In 2021, Song swapped life as a Big Law attorney for in-house counsel at Whole Foods Market. Following her previous path as a judicial clerk at a major law firm in Washington, DC, it was a significant change that took a lot of courage. “Having various experiences helped me push through self-doubt and fear,” says Song, “to better communicate with both empathy and boundaries.” Today, Song serves as senior regulatory counsel for Whole Foods Market, assisting with regulatory compliance of food law. She works with fewer lawyers than she used to but with more business partners who are experts in other areas, such as nutrition and technology. In 2023, she volunteered with her family on a farm through Whole Foods Market’s Whole Cities Foundation and local nonprofit Operation Food Search, an experience that reinforced how much Song connects with Whole Foods’ mission to nourish people and the planet. “It was great to combine family time, fresh food access in the community, and agriculture,” she says. “And it allowed me to see a slice of agriculture in Missouri. I am hoping for more opportunities like this in the next year.”

Jordan Russell
Quantum computers and sensors are still emerging technologies, and a tremendous amount of work remains to be done to make them practical and scalable. With Gateway Quantum Electronics (GQE), founder/CEO Jordan Russell is building the tools to make this possible. “There’s very much been an element of being in the right place at the right time: In the last 10 years, there’s been a global explosion of interest and funding for quantum technologies, largely driven by advances in quantum computing,” Russell says. “And WashU has been making consistent investments in quantum research here in St. Louis.” Russell earned his PhD in physics at Washington University, where he studied fundamental quantum phenomena closely related to quantum computing. Since then, he’s worked as a research scientist at the university to develop quantum technologies.

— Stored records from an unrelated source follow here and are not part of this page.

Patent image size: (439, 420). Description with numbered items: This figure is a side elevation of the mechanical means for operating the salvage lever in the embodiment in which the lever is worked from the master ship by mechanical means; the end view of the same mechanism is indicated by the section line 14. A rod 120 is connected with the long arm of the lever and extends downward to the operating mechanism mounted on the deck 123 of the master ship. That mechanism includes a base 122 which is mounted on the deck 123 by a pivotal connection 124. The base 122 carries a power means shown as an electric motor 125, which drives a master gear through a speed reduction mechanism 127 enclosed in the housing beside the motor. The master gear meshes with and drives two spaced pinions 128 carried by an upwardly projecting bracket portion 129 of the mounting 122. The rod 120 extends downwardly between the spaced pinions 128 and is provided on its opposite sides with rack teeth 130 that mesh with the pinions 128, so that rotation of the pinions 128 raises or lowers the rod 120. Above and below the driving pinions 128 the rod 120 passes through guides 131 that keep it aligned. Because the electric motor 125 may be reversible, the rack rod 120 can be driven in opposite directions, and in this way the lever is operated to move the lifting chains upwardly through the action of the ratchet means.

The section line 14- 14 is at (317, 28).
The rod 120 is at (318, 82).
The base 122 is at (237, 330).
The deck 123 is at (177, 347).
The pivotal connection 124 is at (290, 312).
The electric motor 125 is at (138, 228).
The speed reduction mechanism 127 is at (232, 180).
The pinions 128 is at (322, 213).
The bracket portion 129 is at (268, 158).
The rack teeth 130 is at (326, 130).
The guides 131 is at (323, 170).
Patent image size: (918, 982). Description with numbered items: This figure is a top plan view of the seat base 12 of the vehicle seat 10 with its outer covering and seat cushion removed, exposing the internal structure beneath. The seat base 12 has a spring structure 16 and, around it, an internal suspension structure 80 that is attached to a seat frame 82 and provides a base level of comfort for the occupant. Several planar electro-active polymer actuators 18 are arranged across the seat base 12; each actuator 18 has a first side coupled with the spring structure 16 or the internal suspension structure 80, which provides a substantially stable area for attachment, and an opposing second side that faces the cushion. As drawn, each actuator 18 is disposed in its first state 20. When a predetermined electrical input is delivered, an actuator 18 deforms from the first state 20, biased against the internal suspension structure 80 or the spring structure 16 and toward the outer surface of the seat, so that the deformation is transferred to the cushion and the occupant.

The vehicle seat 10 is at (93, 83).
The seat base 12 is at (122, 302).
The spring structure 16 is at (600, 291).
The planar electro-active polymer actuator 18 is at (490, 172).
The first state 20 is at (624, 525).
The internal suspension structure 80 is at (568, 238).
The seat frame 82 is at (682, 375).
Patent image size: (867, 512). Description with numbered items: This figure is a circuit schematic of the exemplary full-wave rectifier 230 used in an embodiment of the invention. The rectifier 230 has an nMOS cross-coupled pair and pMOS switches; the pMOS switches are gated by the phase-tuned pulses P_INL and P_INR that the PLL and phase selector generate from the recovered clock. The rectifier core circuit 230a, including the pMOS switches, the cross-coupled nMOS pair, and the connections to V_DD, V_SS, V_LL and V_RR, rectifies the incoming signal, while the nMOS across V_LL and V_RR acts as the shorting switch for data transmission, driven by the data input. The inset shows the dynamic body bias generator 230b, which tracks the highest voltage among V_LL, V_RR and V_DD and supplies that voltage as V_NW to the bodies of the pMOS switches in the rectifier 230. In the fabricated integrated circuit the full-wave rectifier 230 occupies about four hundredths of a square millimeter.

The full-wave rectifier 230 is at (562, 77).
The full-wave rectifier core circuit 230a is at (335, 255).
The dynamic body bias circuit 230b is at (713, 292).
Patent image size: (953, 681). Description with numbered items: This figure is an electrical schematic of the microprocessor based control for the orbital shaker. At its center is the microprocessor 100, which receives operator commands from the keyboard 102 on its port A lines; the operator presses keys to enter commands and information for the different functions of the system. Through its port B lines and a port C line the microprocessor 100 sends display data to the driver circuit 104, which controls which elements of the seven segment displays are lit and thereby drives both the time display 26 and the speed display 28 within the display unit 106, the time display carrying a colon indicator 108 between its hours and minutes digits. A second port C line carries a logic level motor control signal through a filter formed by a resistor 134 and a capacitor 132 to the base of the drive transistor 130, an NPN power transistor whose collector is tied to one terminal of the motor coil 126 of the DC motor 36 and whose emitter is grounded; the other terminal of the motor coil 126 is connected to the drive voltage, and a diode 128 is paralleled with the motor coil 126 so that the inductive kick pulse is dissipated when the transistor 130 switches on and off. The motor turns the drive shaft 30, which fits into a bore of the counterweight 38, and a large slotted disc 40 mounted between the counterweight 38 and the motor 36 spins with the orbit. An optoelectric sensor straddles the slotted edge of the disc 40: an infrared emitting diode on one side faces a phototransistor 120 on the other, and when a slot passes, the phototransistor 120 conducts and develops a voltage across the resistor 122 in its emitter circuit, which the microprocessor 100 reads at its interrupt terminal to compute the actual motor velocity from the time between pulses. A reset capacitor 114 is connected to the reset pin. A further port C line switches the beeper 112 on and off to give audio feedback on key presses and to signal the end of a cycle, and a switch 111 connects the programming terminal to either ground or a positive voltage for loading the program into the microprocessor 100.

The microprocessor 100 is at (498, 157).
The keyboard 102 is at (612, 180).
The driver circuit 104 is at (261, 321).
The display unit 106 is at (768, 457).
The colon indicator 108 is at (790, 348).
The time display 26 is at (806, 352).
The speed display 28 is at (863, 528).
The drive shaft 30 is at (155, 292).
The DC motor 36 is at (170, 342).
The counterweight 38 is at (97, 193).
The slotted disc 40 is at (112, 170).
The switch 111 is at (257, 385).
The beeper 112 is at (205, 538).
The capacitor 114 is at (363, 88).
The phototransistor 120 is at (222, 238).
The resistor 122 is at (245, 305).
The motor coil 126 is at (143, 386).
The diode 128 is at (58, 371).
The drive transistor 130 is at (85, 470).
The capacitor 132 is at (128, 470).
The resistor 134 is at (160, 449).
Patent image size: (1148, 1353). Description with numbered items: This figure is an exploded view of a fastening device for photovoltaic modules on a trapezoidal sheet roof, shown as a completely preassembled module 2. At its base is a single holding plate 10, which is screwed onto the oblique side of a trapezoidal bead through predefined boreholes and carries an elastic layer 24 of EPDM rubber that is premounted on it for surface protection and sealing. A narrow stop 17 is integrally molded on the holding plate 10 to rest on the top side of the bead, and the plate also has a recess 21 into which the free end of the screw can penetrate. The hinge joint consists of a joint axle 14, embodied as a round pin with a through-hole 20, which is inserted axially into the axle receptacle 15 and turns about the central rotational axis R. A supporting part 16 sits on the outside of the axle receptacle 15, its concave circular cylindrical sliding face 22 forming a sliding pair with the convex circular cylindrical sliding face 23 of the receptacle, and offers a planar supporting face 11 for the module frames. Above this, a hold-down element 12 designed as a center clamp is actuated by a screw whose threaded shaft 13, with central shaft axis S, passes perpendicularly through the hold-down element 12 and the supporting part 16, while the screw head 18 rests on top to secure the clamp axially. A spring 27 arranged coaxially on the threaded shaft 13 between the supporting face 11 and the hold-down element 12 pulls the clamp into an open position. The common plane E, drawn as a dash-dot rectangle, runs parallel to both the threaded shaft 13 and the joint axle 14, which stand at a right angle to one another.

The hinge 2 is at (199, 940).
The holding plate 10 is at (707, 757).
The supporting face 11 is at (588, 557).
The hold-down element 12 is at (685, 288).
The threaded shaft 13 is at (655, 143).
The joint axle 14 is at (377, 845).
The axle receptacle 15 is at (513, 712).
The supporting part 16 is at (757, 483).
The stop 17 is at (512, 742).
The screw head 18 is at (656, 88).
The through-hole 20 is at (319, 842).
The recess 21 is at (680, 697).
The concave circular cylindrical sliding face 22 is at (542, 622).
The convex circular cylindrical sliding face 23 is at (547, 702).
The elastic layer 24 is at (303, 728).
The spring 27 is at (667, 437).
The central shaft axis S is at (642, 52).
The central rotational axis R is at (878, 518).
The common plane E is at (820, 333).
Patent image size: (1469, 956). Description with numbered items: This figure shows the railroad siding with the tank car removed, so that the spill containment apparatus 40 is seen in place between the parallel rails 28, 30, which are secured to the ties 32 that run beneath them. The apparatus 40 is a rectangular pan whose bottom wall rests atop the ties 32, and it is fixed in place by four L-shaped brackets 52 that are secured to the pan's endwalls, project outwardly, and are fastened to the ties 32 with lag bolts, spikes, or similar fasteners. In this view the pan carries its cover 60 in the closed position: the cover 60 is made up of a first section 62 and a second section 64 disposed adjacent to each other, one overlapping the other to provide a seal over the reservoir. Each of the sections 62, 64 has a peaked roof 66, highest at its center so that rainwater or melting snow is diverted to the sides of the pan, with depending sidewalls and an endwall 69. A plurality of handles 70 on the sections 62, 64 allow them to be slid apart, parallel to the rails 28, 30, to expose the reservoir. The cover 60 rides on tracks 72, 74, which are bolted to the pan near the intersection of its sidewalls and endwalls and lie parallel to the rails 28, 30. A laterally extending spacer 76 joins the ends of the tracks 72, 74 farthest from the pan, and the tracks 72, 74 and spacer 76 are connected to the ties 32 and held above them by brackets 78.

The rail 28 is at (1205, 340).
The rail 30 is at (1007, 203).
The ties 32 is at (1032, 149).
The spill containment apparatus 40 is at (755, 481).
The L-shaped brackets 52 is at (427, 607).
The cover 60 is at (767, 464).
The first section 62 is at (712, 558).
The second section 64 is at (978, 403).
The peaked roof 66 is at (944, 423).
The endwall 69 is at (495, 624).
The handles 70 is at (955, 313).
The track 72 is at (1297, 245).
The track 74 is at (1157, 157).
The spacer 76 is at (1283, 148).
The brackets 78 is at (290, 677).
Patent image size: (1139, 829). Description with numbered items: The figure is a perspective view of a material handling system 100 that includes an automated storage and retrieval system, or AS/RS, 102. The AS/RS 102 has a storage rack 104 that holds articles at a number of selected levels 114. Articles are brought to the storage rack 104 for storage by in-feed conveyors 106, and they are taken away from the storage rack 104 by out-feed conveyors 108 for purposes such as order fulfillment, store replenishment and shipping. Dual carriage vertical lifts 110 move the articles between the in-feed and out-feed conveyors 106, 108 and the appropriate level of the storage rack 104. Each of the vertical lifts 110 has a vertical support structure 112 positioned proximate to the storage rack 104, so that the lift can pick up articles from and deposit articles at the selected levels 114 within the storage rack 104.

Russell is quick to point out that most people will likely never directly use a quantum computer, yet the impact of it and related technologies will likely have profound impacts on many people’s daily lives. “It’s widely believed that quantum computing will revolutionize our abilities to treat diseases; design new chemicals and materials and technologies; optimize supply chains and other logistics problems; and process the large datasets that underpin technologies, like machine learning and artificial intelligence,” he says. Russell founded his company in 2023 to develop technologies that streamline this transition. He hopes that the startup will make it easier for major tech companies to build quantum computers in significant numbers—and accelerate potential breakthroughs.